Chicken Piccata-Easy Weeknight Meal
Our daughter graduated from college this year and despite all the odds, landed a job in her chosen field– she had 3 days of summer vacation before starting her career. In September she moved out with roommates and is officially on her own!
It is a wonderful feeling to launch a child out into the world as a self-sufficient being who is in turn helping others lead a better life. We couldn’t be prouder parents of her accomplishments, character, and the overall person Carmen has become.
She surprised us by asking if Monday nights could be our family dinner night. This from a girl who from the time she was about 15 pushed and pushed away from family as hard as she could. Unless you have experienced the strength of this kind of push….quite often accompanied by a lot of pain….you can’t possibly appreciate how absolutely awesome it is that she wants to be around us now.
So Monday night dinners it is!
Tonight I am fixing Chicken Piccata for her. The recipe was introduced to us through an unlikely source. Years ago when Carmen was into a series of books called Dish we stumbled across a recipe that was tucked into the book. The series of Dish books are great for aspiring young cooks.
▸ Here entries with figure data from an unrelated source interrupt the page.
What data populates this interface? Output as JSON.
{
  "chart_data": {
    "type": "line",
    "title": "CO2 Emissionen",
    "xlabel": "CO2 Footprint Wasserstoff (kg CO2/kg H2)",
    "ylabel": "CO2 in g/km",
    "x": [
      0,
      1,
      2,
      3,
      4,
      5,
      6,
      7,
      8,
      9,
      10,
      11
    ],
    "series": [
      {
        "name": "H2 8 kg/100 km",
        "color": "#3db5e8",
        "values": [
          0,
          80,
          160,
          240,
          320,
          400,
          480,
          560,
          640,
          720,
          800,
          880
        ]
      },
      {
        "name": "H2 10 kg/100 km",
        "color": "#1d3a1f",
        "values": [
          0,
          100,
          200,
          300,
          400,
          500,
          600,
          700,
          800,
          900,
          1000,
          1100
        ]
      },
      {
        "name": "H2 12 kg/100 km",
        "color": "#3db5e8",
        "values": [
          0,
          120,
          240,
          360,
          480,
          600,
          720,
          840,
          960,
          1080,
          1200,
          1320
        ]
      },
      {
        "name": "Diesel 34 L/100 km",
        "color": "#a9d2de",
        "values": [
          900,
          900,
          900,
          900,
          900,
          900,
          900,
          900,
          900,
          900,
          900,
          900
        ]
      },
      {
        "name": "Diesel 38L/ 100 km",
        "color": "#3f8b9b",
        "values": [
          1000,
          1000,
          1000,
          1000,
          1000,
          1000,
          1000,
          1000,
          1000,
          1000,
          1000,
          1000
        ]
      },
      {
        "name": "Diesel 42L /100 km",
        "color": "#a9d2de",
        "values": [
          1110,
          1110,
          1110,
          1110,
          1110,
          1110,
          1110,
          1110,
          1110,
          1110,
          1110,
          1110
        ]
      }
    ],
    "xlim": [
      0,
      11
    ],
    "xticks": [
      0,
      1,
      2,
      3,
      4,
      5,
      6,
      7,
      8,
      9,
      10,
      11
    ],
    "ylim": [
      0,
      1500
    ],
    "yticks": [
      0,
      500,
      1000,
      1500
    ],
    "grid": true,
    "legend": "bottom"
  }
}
Their tag line is: Friends, Cooking, Eating, Talking, Life! I am pretty sure each book includes a recipe.
Carmen has loved this meal ever since she made it as a young cook, and because Monday night is her night, it’s what’s for dinner tonite and it’s a pretty quick weeknight meal (we have adapted it from Dish). And of course now that she is of age, it includes a wine pairing.
After making this again tonite I have to say it is NOT QUICK ! It’s time consuming and messy! But it sure is good when you have the time.
A quick weeknight dinner of comfort food served over brown rice with steamed asparagus.
4 boneless, skinless chicken breasts or tenders
salt and pepper to taste
¼ cup gluten free flour (we use millet but brown rice flour works too)
2-3 tablespoons canola oil
2 cloves garlic, minced
1 cup chicken broth
1 lemon sliced in rounds
¼ cup fresh squeezed lemon juice (about 2 lemons)
2 tablespoons capers, drained
3 tablespoons butter
1 tablespoon fresh parsley, finely chopped
1. Pound chicken breasts to 1/8 inch thick (or use tenders which are already thin enough).
Season with salt and pepper then dip chicken into flour and coat both sides, shaking off excess flour.
2. Heat oil in a heavy skillet to medium high.
When oil shimmers, brown half the chicken tenders for 2 minutes per side then remove from pan and keep warm in 200 degree oven. Repeat steps for remaining chicken.
3. Saute′ garlic for a moment then add chicken stock and lemon slices.
Scrape browned bits from bottom of skillet and reduce over high heat by half, about 4 minutes.
4. Turn down the heat to low and add lemon juice and capers. simmer until reduced by ¼.
5. Remove from heat, add butter and parsley to sauce then serve over chicken and rice.